Le Vieil Ours se dressait devant les flammes avec, dans son dos, rangés côte à côte, Petibois, Locke, Wythers et Blane. Il portait une épaisse pelisse de fourrure noire et, perché sur son épaule, son corbeau lissait son plumage de jais. Ça promet rien de bon. Chett s’insinua entre des types de Tour Ombreuse et Bernarr-le-brun. Une fois regroupé tout son monde, à l’exception des sentinelles de l’enceinte et des guetteurs apostés dans les bois, Mormont s’éclaircit la gorge et cracha. Crachat gelé le temps d’atteindre le sol. « Frères, dit-il, hommes de la Garde de Nuit.

— Hommes ! cria le corbeau, hommes ! hommes !

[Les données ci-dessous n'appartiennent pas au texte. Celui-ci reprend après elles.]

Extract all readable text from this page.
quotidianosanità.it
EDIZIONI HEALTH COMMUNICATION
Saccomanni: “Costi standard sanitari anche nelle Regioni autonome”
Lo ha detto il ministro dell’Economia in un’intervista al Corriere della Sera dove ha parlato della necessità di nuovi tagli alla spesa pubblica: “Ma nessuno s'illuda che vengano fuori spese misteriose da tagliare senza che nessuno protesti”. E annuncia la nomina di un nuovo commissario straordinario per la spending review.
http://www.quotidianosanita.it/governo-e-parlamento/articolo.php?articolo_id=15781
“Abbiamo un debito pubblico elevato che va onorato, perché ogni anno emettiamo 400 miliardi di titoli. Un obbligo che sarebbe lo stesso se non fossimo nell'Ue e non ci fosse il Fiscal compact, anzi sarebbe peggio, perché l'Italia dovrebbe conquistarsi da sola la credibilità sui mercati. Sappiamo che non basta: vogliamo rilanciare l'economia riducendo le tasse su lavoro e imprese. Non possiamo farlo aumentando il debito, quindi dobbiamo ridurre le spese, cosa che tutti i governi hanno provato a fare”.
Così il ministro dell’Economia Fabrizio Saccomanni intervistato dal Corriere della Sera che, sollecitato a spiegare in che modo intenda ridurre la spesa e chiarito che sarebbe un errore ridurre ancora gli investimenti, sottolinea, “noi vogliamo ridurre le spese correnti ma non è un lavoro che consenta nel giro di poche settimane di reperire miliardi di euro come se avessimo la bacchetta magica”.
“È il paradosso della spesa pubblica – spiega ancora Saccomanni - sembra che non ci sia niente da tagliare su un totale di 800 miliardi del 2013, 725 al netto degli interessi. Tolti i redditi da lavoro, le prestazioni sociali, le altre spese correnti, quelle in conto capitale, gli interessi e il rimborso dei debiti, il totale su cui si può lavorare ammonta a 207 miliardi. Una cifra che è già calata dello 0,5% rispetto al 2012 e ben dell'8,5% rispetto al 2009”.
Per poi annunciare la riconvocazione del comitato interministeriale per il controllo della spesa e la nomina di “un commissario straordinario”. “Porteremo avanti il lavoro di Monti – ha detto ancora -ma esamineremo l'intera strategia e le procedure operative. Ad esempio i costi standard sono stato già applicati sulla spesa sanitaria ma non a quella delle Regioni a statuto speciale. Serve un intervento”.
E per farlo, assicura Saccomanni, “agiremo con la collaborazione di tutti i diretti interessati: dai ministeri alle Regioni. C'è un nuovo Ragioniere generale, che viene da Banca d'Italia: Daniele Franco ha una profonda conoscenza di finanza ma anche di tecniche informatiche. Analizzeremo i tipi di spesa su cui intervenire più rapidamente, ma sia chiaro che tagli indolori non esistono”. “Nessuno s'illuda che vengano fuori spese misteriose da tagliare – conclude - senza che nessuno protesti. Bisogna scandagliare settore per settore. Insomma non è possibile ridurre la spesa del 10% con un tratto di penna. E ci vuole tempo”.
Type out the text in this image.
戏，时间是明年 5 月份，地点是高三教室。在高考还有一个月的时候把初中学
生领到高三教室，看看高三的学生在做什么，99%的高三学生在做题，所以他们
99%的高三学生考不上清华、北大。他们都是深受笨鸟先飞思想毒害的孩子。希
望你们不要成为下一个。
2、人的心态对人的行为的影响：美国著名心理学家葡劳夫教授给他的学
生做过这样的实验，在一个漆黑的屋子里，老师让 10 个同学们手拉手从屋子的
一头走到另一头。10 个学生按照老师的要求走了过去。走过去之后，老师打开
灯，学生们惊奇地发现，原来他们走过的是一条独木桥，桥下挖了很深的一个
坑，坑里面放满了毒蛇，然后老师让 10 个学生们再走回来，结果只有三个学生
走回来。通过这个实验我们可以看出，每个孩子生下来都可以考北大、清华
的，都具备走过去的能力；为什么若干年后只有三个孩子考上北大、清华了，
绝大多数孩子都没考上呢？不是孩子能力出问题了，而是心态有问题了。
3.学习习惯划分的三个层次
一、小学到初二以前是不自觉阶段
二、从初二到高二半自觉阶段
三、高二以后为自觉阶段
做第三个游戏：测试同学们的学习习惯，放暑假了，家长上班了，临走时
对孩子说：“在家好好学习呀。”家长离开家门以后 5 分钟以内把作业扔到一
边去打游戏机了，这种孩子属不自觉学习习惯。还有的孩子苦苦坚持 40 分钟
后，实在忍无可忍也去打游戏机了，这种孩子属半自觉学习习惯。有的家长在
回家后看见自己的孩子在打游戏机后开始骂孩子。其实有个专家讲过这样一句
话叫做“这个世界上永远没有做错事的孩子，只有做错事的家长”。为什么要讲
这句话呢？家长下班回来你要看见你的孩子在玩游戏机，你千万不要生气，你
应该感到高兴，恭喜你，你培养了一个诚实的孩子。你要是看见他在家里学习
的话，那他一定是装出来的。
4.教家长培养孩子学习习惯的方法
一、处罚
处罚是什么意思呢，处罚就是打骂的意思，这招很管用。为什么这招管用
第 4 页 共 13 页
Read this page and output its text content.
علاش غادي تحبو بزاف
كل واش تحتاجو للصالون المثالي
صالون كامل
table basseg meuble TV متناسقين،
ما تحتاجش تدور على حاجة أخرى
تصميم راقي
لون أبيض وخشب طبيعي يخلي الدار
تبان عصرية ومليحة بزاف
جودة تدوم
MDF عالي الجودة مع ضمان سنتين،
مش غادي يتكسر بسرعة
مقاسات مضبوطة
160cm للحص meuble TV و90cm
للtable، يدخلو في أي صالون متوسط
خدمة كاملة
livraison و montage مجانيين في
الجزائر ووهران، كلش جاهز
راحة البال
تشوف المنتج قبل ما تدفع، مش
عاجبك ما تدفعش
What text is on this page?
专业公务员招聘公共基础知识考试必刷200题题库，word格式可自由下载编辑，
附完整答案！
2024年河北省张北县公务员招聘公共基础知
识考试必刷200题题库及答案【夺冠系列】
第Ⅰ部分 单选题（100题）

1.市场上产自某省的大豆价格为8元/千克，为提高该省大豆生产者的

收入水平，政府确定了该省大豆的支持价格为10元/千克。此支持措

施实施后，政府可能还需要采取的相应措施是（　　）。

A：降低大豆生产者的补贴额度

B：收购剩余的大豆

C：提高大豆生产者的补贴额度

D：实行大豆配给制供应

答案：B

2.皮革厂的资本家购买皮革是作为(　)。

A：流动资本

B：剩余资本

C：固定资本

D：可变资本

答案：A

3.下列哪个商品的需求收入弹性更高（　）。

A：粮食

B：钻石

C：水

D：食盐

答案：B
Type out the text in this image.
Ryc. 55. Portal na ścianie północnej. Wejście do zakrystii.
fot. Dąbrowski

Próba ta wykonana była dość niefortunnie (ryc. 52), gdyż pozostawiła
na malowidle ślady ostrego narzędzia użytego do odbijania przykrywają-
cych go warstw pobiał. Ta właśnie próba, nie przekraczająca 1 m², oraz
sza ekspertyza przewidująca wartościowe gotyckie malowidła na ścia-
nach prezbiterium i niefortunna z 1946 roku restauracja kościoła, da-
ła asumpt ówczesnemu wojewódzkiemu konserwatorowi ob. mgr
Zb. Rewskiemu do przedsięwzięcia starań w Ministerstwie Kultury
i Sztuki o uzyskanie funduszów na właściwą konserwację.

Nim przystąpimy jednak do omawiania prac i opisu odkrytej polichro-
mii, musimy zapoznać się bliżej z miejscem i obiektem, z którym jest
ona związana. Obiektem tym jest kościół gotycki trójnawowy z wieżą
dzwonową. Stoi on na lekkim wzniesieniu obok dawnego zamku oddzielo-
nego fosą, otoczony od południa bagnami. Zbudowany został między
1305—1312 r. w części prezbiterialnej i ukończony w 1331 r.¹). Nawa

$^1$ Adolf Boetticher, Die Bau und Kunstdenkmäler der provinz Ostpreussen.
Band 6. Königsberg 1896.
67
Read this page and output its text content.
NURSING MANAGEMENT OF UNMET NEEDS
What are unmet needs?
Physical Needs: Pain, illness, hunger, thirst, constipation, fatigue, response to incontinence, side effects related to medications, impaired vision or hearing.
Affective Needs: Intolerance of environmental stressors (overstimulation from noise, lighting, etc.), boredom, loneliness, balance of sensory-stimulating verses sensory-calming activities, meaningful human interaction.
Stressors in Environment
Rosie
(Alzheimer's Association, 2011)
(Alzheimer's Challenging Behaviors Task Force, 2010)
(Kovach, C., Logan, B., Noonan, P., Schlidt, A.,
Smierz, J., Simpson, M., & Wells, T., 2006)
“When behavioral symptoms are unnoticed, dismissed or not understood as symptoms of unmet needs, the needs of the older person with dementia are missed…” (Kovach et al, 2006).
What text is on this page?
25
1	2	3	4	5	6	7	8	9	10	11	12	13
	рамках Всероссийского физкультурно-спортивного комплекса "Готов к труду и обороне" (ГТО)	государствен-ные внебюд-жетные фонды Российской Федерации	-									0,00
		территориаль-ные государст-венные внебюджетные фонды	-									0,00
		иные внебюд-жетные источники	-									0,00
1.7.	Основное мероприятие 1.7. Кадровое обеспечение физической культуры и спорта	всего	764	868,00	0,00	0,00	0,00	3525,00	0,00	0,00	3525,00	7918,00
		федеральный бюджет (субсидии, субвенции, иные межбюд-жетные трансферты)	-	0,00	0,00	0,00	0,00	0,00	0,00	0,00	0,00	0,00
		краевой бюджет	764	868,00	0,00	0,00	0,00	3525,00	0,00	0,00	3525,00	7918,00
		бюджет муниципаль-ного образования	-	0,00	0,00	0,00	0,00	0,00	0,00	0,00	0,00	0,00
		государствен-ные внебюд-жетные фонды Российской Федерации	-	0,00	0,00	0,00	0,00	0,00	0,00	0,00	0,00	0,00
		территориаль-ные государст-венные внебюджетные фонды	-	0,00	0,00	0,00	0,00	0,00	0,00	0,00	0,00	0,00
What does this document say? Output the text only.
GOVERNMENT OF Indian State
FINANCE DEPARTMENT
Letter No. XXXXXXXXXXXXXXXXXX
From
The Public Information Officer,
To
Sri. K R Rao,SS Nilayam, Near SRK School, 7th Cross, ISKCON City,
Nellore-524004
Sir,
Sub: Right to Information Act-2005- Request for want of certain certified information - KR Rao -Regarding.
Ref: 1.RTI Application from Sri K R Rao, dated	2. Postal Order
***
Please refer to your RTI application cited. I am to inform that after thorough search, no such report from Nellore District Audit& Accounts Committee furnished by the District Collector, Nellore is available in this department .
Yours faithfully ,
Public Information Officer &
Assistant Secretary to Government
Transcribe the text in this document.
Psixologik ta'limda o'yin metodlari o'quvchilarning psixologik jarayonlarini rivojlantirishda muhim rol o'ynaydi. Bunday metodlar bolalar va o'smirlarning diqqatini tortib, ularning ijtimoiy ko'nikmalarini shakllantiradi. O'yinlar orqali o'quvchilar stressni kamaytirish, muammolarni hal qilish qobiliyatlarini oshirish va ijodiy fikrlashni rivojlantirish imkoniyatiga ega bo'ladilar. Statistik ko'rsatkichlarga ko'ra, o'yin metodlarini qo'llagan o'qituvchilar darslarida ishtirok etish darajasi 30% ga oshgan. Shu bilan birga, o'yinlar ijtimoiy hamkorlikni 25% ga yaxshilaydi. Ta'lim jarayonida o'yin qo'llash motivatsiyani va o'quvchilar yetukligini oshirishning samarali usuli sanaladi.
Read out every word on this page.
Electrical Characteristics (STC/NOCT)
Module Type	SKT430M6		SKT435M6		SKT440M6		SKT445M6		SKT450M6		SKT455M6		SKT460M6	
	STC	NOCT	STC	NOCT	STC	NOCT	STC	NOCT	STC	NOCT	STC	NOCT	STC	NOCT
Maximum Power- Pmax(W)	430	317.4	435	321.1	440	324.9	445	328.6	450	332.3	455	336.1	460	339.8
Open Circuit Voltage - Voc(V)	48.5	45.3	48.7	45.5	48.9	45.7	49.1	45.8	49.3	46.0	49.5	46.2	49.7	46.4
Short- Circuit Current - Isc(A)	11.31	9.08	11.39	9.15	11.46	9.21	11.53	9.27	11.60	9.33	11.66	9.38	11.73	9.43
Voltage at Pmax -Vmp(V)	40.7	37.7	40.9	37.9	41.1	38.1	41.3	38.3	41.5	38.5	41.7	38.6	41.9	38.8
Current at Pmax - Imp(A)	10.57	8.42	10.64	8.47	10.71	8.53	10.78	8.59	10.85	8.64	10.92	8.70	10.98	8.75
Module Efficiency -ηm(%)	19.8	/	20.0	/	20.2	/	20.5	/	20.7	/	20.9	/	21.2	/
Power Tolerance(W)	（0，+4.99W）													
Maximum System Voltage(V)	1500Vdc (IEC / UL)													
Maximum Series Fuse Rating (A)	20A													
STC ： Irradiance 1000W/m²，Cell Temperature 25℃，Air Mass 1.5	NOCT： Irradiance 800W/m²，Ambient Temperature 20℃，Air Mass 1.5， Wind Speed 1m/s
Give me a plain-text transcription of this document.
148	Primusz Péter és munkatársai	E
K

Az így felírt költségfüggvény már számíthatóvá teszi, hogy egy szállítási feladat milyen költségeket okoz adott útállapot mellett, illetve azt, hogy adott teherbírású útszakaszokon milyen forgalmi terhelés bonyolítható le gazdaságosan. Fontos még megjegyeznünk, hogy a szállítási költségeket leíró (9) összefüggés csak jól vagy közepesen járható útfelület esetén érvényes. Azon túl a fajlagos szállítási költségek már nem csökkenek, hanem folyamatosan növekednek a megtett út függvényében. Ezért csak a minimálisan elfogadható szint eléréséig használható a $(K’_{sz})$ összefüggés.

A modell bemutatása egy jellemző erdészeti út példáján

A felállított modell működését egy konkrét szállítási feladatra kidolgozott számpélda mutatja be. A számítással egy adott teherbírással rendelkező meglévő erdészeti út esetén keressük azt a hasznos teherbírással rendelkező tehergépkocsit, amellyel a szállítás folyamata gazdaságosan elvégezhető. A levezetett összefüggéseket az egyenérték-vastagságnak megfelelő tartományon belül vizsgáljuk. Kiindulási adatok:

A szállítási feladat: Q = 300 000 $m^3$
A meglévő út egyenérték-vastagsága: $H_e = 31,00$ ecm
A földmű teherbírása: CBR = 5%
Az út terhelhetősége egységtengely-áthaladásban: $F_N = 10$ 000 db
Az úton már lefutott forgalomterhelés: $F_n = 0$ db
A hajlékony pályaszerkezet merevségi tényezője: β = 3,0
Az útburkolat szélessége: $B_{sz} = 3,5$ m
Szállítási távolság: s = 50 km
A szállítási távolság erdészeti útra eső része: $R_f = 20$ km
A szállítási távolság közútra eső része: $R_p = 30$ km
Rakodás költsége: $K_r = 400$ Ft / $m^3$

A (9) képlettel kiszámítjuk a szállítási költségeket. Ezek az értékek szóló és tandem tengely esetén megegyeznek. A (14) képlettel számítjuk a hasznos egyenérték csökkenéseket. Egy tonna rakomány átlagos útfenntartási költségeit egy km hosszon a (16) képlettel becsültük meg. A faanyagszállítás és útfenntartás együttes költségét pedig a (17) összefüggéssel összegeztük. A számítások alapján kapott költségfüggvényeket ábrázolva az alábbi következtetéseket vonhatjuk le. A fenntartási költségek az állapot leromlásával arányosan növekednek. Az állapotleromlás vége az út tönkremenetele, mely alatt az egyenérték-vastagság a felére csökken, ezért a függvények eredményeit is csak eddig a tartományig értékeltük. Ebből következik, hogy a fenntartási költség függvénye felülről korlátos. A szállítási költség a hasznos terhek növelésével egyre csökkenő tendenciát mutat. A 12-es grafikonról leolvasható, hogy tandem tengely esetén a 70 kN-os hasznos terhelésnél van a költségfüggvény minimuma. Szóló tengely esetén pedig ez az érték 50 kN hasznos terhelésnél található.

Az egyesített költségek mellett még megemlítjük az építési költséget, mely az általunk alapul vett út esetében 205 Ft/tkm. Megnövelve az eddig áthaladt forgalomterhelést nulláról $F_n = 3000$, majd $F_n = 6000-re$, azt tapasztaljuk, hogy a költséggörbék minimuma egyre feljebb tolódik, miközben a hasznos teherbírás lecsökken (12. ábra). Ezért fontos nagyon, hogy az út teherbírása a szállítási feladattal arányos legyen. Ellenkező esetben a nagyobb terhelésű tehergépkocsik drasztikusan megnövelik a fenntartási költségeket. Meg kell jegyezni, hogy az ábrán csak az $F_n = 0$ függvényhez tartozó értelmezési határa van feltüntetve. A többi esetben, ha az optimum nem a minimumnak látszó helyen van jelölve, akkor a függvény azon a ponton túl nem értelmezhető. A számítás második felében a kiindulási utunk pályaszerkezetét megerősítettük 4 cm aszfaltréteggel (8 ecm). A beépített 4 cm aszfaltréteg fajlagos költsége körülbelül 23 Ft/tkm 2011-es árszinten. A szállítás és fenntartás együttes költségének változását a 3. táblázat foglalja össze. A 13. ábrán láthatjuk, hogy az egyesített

— Les sauvageons se sont mis en marche, ils dévalent des montagnes en suivant le cours de la Laiteuse. A en croire Thoren, leur avant-garde sera sur nous d’ici dix jours. La fleur de leurs guerriers s’y trouvera sous les ordres d’Harma la Truffe. Il est probable que les autres composeront une arrière-garde ou chevaucheront de conserve avec Mande Rayder en personne. Sans quoi leurs combattants formeront un fil échelonné le long de la colonne. Ils ont des bœufs, des mules, des chevaux…, mais assez peu. La plupart iront à pied, et mal armés, pas entraînés. Il doit entrer plus de pierre et d’os que d’acier dans leur armement. Ils sont encombrés de femmes, d’enfants, de troupeaux de moutons, de chèvres, et de tous leurs biens matériels en plus. Bref, ils sont, malgré leur nombre, vulnérables… et ils ne savent pas que nous sommes ici. Les dieux veuillent du moins que ce soit le cas. »

Ils savent, songea Chett. Ils savent, putain de vieux sac à pus ! aussi sûr que le soleil se lève. Il est pas revenu, Qhorin Mimain, si ? Et Jarman Buckwell non plus. Si z’en ont pris un, tu sais foutrement bien que les sauvageons y ont tiré déjà un ou deux couplets de sa chansonnette.

Petibois s’avança. « Mance Rayder veut rompre le Mur et porter la guerre rouge dans les Sept Couronnes. Hé bien, c’est une partie qui peut se jouer à deux. C’est à lui, demain, qu’on portera la guerre.

— Nous partirons à l’aube avec toutes nos forces, dit le Vieil Ours, tandis qu’un murmure parcourait la presse. Nous chevaucherons plein nord avant de décrire une boucle à l’ouest. L’avant-garde d’Harma aura largement dépassé le Poing quand nous obliquerons. Le piémont des Crocgivre est bourré de combes sinueuses idéales pour l’embuscade. Leur ligne de marche va s’étirer sur des lieues de long. Nous leur tomberons sur le râble à des tas d’endroits à la fois, tant et si bien qu’ils jureront qu’on est trois mille, et pas trois cents.

— On cogne dur et on se tire avant que leurs cavaliers puissent se grouper pour nous affronter, précisa Thoren. S’ils poursuivent, on les entraîne gentiment au diable, et puis demi-tour pour frapper de nouveau la colonne ailleurs. On brûle leurs fourgons, disperse leurs troupeaux, leur tue le plus de gens qu’on peut. Mance Rayder lui-même, si on le trouve. Qu’ils se débandent et rentrent dans leurs bouges, c’est gagné. Sinon, on les harcèle jusqu’au Mur, sans trêve, et on se débrouille pour qu’un sillage de cadavres marque leur progression.